An essential criteria for a resumption of the USD/JPY rally is Japanese purchases of foreign bonds. While this data has become very important it is unfortunately difficult to handicap. The only opportunity to trade this data is reactively. Given the recent U.S. fiscal debt troubles, Japanese investors could have cut their demand for Treasuries. If Japanese purchases exceed 100B, USD/JPY can be bought for a move higher. If the Japanese investors sold -100B worth of foreign bonds or more, USD/JPY can be sold. REACTIVE TRADE

TECHNICALS

97.00 holds
96.50-97.00 key support
98.00 now resistance

USD/JPY slide stopped short of the 97.00 level and the 96.50-97.00 corridor is a key support level for the pair while 98.00 is now resistance.

3. AUD/USD – Chinese Flash PMI

FUNDAMENTALS
HSBC Flash PMI expected @ 50.4 (9:45 PM ET / 1:45 GMT)
Our View – Neutral
Reason – Neutral
If the PMI index exceeds 50.8 = Buy AUD/USD
If the PMI index is less than 50 = Sell AUD/USD

Chinese manufacturing PMI numbers can have a big impact on the AUD because China is Australia’s number one trade partner. Given the vulnerability of the AUD rally, the currency can be particularly sensitive to incoming data. Since Chinese economic reports are difficult to handicap, we feel they are best traded reactively. If the PMI index exceeds 50.8, meaning that Chinese manufacturing activity increased, the AUD/USD can be bought for a recovery trade. If the index drops below 50 on the other hand, the AUD/USD can be sold for a more aggressive move lower. REACTIVE TRADE

TECHNICALS

Bearish engulfing points lower
9600 key hold
Break opens run to 9500

The Aussie turned in a very bearish engulfing candle on the dailies suggesting that the pair could slide lower with 9600 break opening up a retest of the 9500 level.

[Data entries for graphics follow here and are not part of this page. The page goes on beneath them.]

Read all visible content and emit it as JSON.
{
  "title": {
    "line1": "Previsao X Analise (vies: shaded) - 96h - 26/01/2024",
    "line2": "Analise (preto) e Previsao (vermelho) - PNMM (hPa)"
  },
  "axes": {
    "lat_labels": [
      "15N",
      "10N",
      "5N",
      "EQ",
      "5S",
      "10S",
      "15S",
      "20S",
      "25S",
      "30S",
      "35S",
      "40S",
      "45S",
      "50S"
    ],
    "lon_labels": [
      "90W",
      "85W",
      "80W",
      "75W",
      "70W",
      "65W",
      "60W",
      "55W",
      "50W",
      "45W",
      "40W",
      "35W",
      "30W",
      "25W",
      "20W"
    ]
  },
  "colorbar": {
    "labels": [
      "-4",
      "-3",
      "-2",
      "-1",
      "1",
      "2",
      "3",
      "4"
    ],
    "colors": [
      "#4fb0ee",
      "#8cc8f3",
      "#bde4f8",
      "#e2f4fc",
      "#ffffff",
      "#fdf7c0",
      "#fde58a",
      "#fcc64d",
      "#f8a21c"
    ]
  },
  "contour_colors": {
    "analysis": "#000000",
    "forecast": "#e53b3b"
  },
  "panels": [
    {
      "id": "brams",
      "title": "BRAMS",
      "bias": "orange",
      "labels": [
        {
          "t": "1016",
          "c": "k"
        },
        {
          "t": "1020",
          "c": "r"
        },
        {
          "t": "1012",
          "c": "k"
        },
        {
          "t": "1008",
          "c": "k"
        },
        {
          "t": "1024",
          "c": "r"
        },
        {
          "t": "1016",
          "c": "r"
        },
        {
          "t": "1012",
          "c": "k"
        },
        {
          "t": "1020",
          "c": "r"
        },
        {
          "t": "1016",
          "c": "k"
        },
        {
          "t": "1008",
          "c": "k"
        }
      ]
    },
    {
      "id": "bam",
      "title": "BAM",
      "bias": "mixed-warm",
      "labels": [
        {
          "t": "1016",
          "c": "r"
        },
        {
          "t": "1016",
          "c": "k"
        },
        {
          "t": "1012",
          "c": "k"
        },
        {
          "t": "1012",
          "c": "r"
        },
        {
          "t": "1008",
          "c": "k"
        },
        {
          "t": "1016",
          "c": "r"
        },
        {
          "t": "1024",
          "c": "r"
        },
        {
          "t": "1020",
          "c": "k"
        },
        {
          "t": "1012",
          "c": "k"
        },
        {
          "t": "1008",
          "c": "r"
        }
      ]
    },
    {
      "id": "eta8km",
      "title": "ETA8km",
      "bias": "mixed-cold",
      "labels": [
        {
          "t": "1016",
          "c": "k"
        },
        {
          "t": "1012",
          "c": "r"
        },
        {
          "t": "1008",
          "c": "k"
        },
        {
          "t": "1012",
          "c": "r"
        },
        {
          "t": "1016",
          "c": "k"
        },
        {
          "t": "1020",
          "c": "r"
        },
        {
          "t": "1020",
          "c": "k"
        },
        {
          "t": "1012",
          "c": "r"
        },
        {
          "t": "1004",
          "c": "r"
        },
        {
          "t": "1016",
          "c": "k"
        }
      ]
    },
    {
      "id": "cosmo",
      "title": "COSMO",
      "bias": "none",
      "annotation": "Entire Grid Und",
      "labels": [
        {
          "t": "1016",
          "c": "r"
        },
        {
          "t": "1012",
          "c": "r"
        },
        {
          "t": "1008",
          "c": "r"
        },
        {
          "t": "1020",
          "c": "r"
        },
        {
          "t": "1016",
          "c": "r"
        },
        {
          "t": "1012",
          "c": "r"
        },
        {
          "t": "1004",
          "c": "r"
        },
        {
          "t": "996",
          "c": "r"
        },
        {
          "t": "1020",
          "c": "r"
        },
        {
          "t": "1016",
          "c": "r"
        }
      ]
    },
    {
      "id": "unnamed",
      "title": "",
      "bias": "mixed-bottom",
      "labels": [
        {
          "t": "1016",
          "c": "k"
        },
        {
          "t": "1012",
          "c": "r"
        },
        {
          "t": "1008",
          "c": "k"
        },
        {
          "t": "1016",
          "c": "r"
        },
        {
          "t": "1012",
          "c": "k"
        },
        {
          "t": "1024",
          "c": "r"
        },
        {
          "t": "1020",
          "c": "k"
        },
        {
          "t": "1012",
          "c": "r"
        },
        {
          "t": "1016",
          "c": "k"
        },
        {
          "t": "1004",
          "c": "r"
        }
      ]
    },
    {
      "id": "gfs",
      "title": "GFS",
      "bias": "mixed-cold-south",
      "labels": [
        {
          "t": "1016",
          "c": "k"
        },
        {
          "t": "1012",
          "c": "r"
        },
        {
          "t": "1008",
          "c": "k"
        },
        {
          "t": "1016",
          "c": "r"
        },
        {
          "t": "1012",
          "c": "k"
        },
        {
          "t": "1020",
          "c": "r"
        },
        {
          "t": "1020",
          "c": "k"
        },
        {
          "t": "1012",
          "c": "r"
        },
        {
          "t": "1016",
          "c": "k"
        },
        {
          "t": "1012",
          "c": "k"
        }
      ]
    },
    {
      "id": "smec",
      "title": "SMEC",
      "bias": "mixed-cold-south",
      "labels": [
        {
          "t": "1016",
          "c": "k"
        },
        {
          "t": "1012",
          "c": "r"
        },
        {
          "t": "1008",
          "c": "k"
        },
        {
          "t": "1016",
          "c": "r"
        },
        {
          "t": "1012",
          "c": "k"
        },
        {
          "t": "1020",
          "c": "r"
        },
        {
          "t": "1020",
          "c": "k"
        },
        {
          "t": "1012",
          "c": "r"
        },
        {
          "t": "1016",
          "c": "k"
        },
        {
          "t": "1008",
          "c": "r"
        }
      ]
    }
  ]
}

4. EUR/USD – Eurozone PMIs

FUNDAMENTALS
Eurozone Composite PMI expected @ 52.4 (4 AM ET / 8 GMT)
Our View – Bullish EUR
Reason – Stronger ZEW, Industrial Production and Factory Orders
If the PMI index exceeds 52.8 = Buy EUR/USD
If the PMI index is less than 52 = Sell EUR/USD

We have good reasons to believe that the Eurozone PMI index could surprise to the upside given the rise in industrial production and factory orders. Therefore we feel that the data can be traded proactively or reactively. For those who choose to wait, if the PMI index exceeds 52.8, the EUR/USD can be bought for a move higher. If the index drops below 52.0, the EUR/USD can be sold. PROACTIVE or REACTIVE TRADE

TECHNICALS

3800 still caps
Bullish bias in tact
3700 near term support

Euro has held up well today preserving its bullish bias in tact. 3800 still caps the upside while 3700 is now the near term support

5. USD/JPY – U.S. Trade Balance

FUNDAMENTALS
Trade Balance expected @ -$39.4B (8:30 AM ET / 12:30 GMT)
Our View – Bullish USD
Reason – Stronger ISM Manufacturing
If the Trade deficit is -$35 or smaller = Buy USD/JPY
If the Trade Deficit is -$42B or higher = Sell USD/JPY

We have good reasons to believe that the U.S. trade balance narrowed in August because manufacturing activity expanded and exports increased. Therefore we believe the trade balance report can be traded proactively or reactively. For those who choose to wait, if the Trade Deficit is -$35B or smaller, USD/JPY can be bought for a move higher. If the Trade Deficit is -$43B or larger, USD/JPY can be sold. PROACTIVE or REACTIVE TRADE

TECHNICALS

97.00 holds
96.50-97.00 key support
98.00 now resistance

USD/JPY slide stopped short of the 97.00 level and the 96.50-97.00 corridor is a key support level for the pair while 98.00 is now resistance.